Постояв на пороге, он вошел в гостиную, сел в кресло, закурил и сказал:
— С утра был туман, а сейчас — мокрый снег… таким вот образом…
Взглянул — иронии, насмешки нет, слушают внимательно — и продолжал уже более смело:
— А я вообще-то из провинции, но в столице бываю часто… И вот какую интересную закономерность я выявил! Сажусь я в поезд и еду. И вот чем ближе поезд подъезжает к столице, тем мой начальник Орефьев становится меньше, а ирландский писатель Джеймс Джойс — больше. — И Суровцев пальцами показал процесс уменьшения Орефьева и увеличения Джойса. — А теперь картина обратная: сажусь я в поезд и возвращаюсь домой. И вот чем дальше поезд отходит от столицы, тем мой начальник Орефьев становится больше, а ирландский писатель Джеймс Джойс — меньше. — И Суровцев снова прибег к помощи пальцев. — Конечно, столица есть столица, но и в провинции жить можно, не так ли?
— Конечно, конечно, — охотно согласились женщины.
— Кстати, — сказал Суровцев, выпуская дым и закидывая нога на ногу, — ведь всемирно известный режиссер Федерико Феллини — тоже из провинции!
— Да, конечно, — согласились женщины.
— Да и Бергман, кажется, тоже из провинции! — воскликнул Суровцев и с опаской посмотрел на дверь, но Войцеховский был занят на кухне: открывал, резал, укладывал — не слышал.
— А мы вот здесь, значит, с моим другом Войцеховским, — продолжал Суровцев. — Он часто берет меня с собой, платит за меня, как бы на иждивении я у него… Конечно, сознавать и сознаваться в этом не совсем приятно, конечно, в связи с этим я испытываю некоторые неудобства, но это вовсе не значит, что я лишь приживальщик и не смею сказать своего слова! Вовсе нет! И там, где вопрос касается кардинальных проблем, — там я проявляю принципиальность и отстаиваю свое до конца! Например, вопрос времени! Что есть время? Время есть одна из крупнейших философских категорий, и тут у нас с Войцеховским диаметрально противоположные взгляды, и дело у нас иногда доходит до настоящей конфронтации! И я вовсе не намерен поступаться своими принципами! Я стоял, стою и буду стоять на том, что прошлое в моей личной жизни есть самая ценная категория, а все остальное не имеет никакого значения, есть фикция и обман, и я…

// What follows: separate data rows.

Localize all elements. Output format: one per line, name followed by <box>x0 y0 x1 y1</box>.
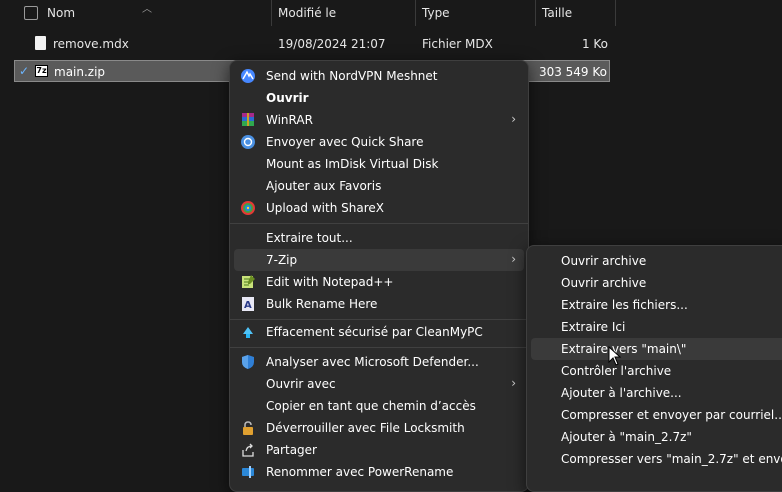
menu-item-ouvrir-avec[interactable]: Ouvrir avec › <box>234 373 524 395</box>
menu-item-winrar[interactable]: WinRAR › <box>234 109 524 131</box>
context-menu: Send with NordVPN Meshnet Ouvrir WinRAR … <box>229 60 529 492</box>
submenu-item-ajouter-main-7z[interactable]: Ajouter à "main_2.7z" <box>531 426 782 448</box>
submenu-item-extraire-ici[interactable]: Extraire Ici <box>531 316 782 338</box>
submenu-item-compresser-vers-envoyer[interactable]: Compresser vers "main_2.7z" et envoyer p <box>531 448 782 470</box>
menu-item-file-locksmith[interactable]: Déverrouiller avec File Locksmith <box>234 417 524 439</box>
menu-separator <box>230 347 528 348</box>
menu-item-defender[interactable]: Analyser avec Microsoft Defender... <box>234 351 524 373</box>
menu-item-sharex[interactable]: Upload with ShareX <box>234 197 524 219</box>
file-icon <box>35 36 46 50</box>
file-row-remove-mdx[interactable]: remove.mdx 19/08/2024 21:07 Fichier MDX … <box>14 33 610 55</box>
menu-item-nordvpn[interactable]: Send with NordVPN Meshnet <box>234 65 524 87</box>
file-modified: 19/08/2024 21:07 <box>278 37 386 51</box>
file-name: main.zip <box>54 65 106 79</box>
menu-item-favoris[interactable]: Ajouter aux Favoris <box>234 175 524 197</box>
file-name: remove.mdx <box>53 37 129 51</box>
submenu-item-compresser-envoyer[interactable]: Compresser et envoyer par courriel... <box>531 404 782 426</box>
submenu-item-ouvrir-archive[interactable]: Ouvrir archive <box>531 250 782 272</box>
lock-icon <box>243 421 253 435</box>
cleanmypc-icon <box>243 327 253 338</box>
column-header-name[interactable]: Nom <box>47 6 75 20</box>
share-icon <box>242 443 254 457</box>
menu-item-7zip[interactable]: 7-Zip › <box>234 249 524 271</box>
submenu-7zip: Ouvrir archive Ouvrir archive Extraire l… <box>526 245 782 492</box>
column-divider[interactable] <box>415 0 416 26</box>
mouse-cursor-icon <box>608 346 622 366</box>
submenu-item-ajouter-archive[interactable]: Ajouter à l'archive... <box>531 382 782 404</box>
file-type: Fichier MDX <box>422 37 493 51</box>
quick-share-icon <box>241 135 255 149</box>
sort-ascending-icon: ︿ <box>142 4 152 15</box>
menu-separator <box>230 319 528 320</box>
bulk-rename-icon: A <box>242 297 254 311</box>
submenu-item-ouvrir-archive-2[interactable]: Ouvrir archive <box>531 272 782 294</box>
menu-item-extraire-tout[interactable]: Extraire tout... <box>234 227 524 249</box>
svg-text:A: A <box>244 300 252 311</box>
menu-item-bulk-rename[interactable]: A Bulk Rename Here <box>234 293 524 315</box>
menu-item-imdisk[interactable]: Mount as ImDisk Virtual Disk <box>234 153 524 175</box>
menu-item-ouvrir[interactable]: Ouvrir <box>234 87 524 109</box>
sharex-icon <box>241 201 255 215</box>
menu-item-powerrename[interactable]: Renommer avec PowerRename <box>234 461 524 483</box>
submenu-item-extraire-vers[interactable]: Extraire vers "main\" <box>531 338 782 360</box>
menu-item-copier-chemin[interactable]: Copier en tant que chemin d’accès <box>234 395 524 417</box>
checkmark-icon[interactable]: ✓ <box>19 64 29 78</box>
column-divider[interactable] <box>271 0 272 26</box>
menu-item-cleanmypc[interactable]: Effacement sécurisé par CleanMyPC <box>234 321 524 343</box>
submenu-item-extraire-fichiers[interactable]: Extraire les fichiers... <box>531 294 782 316</box>
7zip-archive-icon: 7z <box>35 65 48 77</box>
menu-item-partager[interactable]: Partager <box>234 439 524 461</box>
chevron-right-icon: › <box>511 252 516 266</box>
menu-item-quick-share[interactable]: Envoyer avec Quick Share <box>234 131 524 153</box>
column-divider[interactable] <box>535 0 536 26</box>
nordvpn-icon <box>241 69 255 83</box>
notepadpp-icon <box>242 275 255 288</box>
menu-separator <box>230 223 528 224</box>
winrar-icon <box>242 113 254 126</box>
column-divider[interactable] <box>615 0 616 26</box>
column-header-modified[interactable]: Modifié le <box>278 6 336 20</box>
column-header-size[interactable]: Taille <box>542 6 572 20</box>
menu-item-notepadpp[interactable]: Edit with Notepad++ <box>234 271 524 293</box>
chevron-right-icon: › <box>511 112 516 126</box>
chevron-right-icon: › <box>511 376 516 390</box>
defender-icon <box>242 355 254 369</box>
select-all-checkbox[interactable] <box>24 6 38 20</box>
submenu-item-controler-archive[interactable]: Contrôler l'archive <box>531 360 782 382</box>
column-header-type[interactable]: Type <box>422 6 450 20</box>
file-size: 1 Ko <box>581 37 608 51</box>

Тут с закусками вошел Войцеховский, и Суровцев сник и замолчал.
Сервировав стол и наполнив рюмки, Войцеховский предложил Суровцеву сказать тост.
Суровцев надолго задумался.
— Тогда позвольте мне, — после гнетущей паузы сказал Войцеховский. — Мой друг, которого я очень люблю, находится сейчас, как я уже сказал, в некоторой депрессии, и только этим можно объяснить его временные затруднения. Мне очень хочется, чтобы эта его депрессия побыстрее прошла, в чем, я не сомневаюсь, могут поспособствовать наши очаровательные женщины, а посему и предлагаю выпить за вас, мои хорошие!

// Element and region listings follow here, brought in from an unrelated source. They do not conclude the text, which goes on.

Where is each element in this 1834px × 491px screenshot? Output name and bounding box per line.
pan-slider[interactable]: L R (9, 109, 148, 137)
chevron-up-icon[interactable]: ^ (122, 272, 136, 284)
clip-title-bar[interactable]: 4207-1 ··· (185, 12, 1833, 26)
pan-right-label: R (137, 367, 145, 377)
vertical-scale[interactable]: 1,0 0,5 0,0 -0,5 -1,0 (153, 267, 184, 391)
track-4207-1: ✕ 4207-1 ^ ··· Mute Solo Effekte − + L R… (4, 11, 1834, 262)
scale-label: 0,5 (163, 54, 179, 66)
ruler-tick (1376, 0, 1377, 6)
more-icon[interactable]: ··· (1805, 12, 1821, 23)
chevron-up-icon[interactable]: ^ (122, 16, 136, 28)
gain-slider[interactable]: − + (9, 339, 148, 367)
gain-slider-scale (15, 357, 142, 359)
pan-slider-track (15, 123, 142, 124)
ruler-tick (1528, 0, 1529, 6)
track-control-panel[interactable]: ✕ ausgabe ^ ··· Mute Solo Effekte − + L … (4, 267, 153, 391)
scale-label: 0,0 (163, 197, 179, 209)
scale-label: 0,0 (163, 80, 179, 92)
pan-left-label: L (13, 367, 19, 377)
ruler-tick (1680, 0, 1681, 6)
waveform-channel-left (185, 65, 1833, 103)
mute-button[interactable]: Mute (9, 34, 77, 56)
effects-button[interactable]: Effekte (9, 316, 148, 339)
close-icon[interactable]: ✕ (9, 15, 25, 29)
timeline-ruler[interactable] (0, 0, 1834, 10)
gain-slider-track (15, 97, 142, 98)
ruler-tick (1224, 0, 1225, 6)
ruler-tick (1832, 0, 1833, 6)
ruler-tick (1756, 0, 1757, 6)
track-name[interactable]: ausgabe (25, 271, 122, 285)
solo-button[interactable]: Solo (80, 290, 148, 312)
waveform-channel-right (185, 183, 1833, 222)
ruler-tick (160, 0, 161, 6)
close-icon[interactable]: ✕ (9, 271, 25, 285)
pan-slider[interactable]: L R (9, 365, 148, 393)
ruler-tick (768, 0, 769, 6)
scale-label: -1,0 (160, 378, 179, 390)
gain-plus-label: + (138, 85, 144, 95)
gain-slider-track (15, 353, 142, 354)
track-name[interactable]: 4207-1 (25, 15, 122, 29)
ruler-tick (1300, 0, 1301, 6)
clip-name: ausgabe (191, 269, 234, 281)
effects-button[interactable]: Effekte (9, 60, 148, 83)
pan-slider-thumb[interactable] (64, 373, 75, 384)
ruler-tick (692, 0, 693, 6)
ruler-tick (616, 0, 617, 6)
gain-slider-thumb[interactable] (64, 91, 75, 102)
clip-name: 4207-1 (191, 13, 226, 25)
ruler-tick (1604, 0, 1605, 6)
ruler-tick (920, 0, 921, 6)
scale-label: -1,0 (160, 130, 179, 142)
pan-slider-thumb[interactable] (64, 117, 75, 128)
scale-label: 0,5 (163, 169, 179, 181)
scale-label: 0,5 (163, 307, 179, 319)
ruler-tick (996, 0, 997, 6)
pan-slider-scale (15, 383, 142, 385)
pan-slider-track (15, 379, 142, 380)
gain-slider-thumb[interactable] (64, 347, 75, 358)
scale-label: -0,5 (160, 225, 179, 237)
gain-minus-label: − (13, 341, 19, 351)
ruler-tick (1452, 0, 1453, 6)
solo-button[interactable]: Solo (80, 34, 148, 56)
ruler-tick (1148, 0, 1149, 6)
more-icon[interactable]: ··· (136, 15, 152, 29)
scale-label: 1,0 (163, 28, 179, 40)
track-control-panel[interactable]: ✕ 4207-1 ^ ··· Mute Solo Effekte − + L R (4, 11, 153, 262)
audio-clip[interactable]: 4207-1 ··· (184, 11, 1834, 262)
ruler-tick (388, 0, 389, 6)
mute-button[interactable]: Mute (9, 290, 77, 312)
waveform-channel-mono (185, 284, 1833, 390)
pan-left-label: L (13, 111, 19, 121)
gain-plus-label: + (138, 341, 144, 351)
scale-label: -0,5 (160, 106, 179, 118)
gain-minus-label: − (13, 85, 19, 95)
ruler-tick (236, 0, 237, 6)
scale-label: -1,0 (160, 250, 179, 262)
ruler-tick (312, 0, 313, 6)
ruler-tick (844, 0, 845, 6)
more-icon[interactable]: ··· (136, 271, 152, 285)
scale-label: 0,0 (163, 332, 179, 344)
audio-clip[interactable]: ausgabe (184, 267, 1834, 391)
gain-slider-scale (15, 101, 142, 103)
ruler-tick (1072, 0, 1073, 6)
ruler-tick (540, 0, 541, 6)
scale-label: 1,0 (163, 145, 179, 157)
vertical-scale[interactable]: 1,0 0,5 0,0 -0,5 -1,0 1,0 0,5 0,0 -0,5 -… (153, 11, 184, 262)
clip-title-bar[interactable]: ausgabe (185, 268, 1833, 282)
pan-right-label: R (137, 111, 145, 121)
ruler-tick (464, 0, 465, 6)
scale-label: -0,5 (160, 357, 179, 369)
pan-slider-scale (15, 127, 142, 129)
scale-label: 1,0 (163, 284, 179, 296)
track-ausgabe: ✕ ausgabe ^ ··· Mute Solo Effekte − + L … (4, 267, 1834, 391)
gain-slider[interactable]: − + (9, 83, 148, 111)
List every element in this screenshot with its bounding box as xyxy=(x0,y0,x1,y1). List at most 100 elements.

Все дальнейшие тосты говорил Войцеховский, и каждый раз — в честь Суровцева.
— Мой друг — очень талантливый и вообще замечательный человек, — говорил Войцеховский. — Он еще скажет свое слово, и это слово всколыхнет мир!
Суровцеву льстили эти грубоватые тосты и то внимание, с которым они воспринимались женщинами, но, на всякий случай, он либо хмурился, либо иронически усмехался.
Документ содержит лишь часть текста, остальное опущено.